Fig 7.

Triggering of tubulogenesis in the presence of a 3D substrate architecture. HPTCs were grown to confluency on glass cover slips (A, D and G), in the wells of 24-well plates consisting of tissue culture plastic (B, E and H), and in the wells of diagnostic printed slides (C, F and I). Cover slips with a side length of 18 mm are used. The wells of 24-well plates and diagnostic printed slides are 15 mm and 2 mm in diameter, respectively. Cells on the different devices are monitored over a time period of 8 days. (A)–(C) show the confluent monolayers at day 2. The edges of the different substrates used are indicated by large arrowheads. (E, F) Monolayer retraction starts at day 3 at the edges of the wells (marked by large arrowheads) of 24-well plates and diagnostic printed slides. This leads to areas devoid of cells (marked by a small arrowhead in F). No rearrangements are observed at (D) day 3 and (G) day 8 at the edges of cover slips (marked by large arrowheads), which do not have a 3D structure. The monolayer is still intact on cover slips.
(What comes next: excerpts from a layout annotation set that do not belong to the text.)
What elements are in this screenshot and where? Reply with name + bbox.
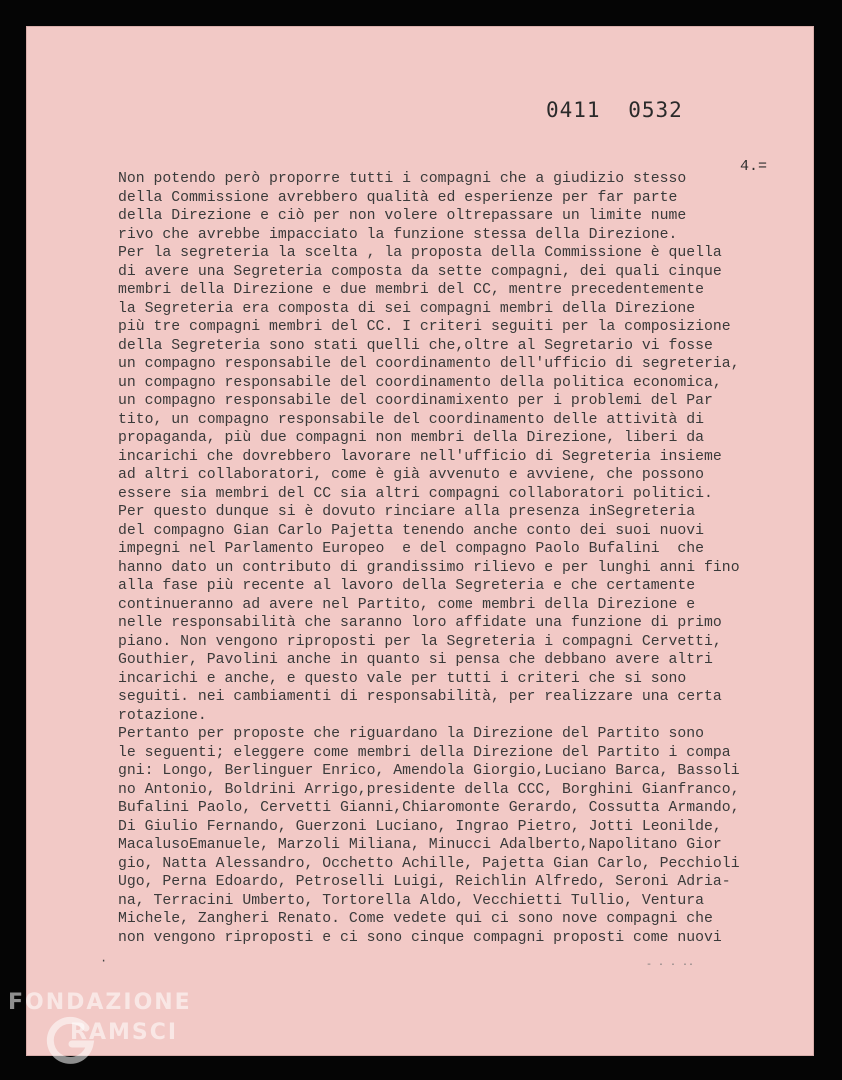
text-line: rivo che avrebbe impacciato la funzione stessa della Direzione.: [118, 226, 678, 243]
text-line: Non potendo però proporre tutti i compagni che a giudizio stesso: [118, 171, 687, 187]
archive-number: 0411 0532: [546, 98, 683, 122]
text-line: rotazione.: [118, 707, 207, 724]
text-line: membri della Direzione e due membri del CC, mentre precedentemente: [118, 282, 705, 298]
text-line: nelle responsabilità che saranno loro affidate una funzione di primo: [118, 615, 722, 631]
text-line: di avere una Segreteria composta da sette compagni, dei quali cinque: [118, 263, 722, 280]
text-line: della Direzione e ciò per non volere oltrepassare un limite nume: [118, 208, 687, 224]
text-line: Per la segreteria la scelta , la proposta della Commissione è quella: [118, 245, 722, 261]
text-line: Gouthier, Pavolini anche in quanto si pensa che debbano avere altri: [118, 652, 713, 668]
text-line: hanno dato un contributo di grandissimo rilievo e per lunghi anni fino: [118, 559, 740, 576]
text-line: la Segreteria era composta di sei compagni membri della Direzione: [118, 300, 696, 317]
text-line: continueranno ad avere nel Partito, come membri della Direzione e: [118, 596, 696, 613]
text-line: impegni nel Parlamento Europeo e del compagno Paolo Bufalini che: [118, 541, 705, 557]
text-line: della Commissione avrebbero qualità ed esperienze per far parte: [118, 189, 678, 206]
text-line: incarichi che dovrebbero lavorare nell'ufficio di Segreteria insieme: [118, 448, 722, 465]
watermark-line-2: RAMSCI: [70, 1020, 179, 1045]
text-line: un compagno responsabile del coordinamento della politica economica,: [118, 374, 722, 391]
text-line: più tre compagni membri del CC. I criteri seguiti per la composizione: [118, 319, 731, 335]
text-line: essere sia membri del CC sia altri compagni collaboratori politici.: [118, 485, 713, 502]
text-line: del compagno Gian Carlo Pajetta tenendo anche conto dei suoi nuovi: [118, 522, 705, 539]
text-line: no Antonio, Boldrini Arrigo,presidente della CCC, Borghini Gianfranco,: [118, 781, 740, 798]
text-line: incarichi e anche, e questo vale per tutti i criteri che si sono: [118, 670, 687, 687]
text-line: seguiti. nei cambiamenti di responsabilità, per realizzare una certa: [118, 689, 722, 705]
text-line: Michele, Zangheri Renato. Come vedete qui ci sono nove compagni che: [118, 911, 713, 927]
text-line: gio, Natta Alessandro, Occhetto Achille, Pajetta Gian Carlo, Pecchioli: [118, 855, 740, 872]
text-line: propaganda, più due compagni non membri della Direzione, liberi da: [118, 430, 705, 446]
text-line: Bufalini Paolo, Cervetti Gianni,Chiaromonte Gerardo, Cossutta Armando,: [118, 800, 740, 816]
text-line: le seguenti; eleggere come membri della Direzione del Partito i compa: [118, 744, 731, 761]
typewritten-body: [118, 170, 798, 947]
footer-marks: - · · ··: [646, 960, 695, 971]
text-line: Per questo dunque si è dovuto rinciare alla presenza inSegreteria: [118, 504, 696, 520]
text-line: Pertanto per proposte che riguardano la Direzione del Partito sono: [118, 726, 705, 742]
fondazione-gramsci-watermark: [8, 990, 228, 1062]
text-line: Di Giulio Fernando, Guerzoni Luciano, Ingrao Pietro, Jotti Leonilde,: [118, 818, 722, 835]
text-line: della Segreteria sono stati quelli che,oltre al Segretario vi fosse: [118, 337, 713, 354]
text-line: un compagno responsabile del coordinamento dell'ufficio di segreteria,: [118, 356, 740, 372]
text-line: MacalusoEmanuele, Marzoli Miliana, Minucci Adalberto,Napolitano Gior: [118, 837, 722, 853]
text-line: alla fase più recente al lavoro della Segreteria e che certamente: [118, 578, 696, 594]
margin-mark: ·: [100, 954, 108, 968]
text-line: un compagno responsabile del coordinamixento per i problemi del Par: [118, 393, 713, 409]
page-number: 4.=: [740, 158, 768, 175]
text-line: ad altri collaboratori, come è già avvenuto e avviene, che possono: [118, 467, 705, 483]
text-line: tito, un compagno responsabile del coordinamento delle attività di: [118, 411, 705, 428]
text-line: Ugo, Perna Edoardo, Petroselli Luigi, Reichlin Alfredo, Seroni Adria-: [118, 874, 731, 890]
text-line: gni: Longo, Berlinguer Enrico, Amendola Giorgio,Luciano Barca, Bassoli: [118, 763, 740, 779]
watermark-line-1: FONDAZIONE: [8, 990, 192, 1015]
text-line: na, Terracini Umberto, Tortorella Aldo, Vecchietti Tullio, Ventura: [118, 892, 705, 909]
text-line: piano. Non vengono riproposti per la Segreteria i compagni Cervetti,: [118, 633, 722, 650]
text-line: non vengono riproposti e ci sono cinque compagni proposti come nuovi: [118, 929, 722, 946]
By contrast, major rearrangements are noted at day 8 in the wells of (H) 24-well plates and (I) diagnostic printed slides. Formation of tubules (marked by small arrowhead in H) and myofibroblast aggregates (marked by small arrowhead in I) is observed. The wells of 24-well plates and diagnostic printed slides provide different surface chemistries and surface areas. However, in both cases, the edge is a 3D structure, in contrast to the edge of cover slips. Scale bar: 500 μm.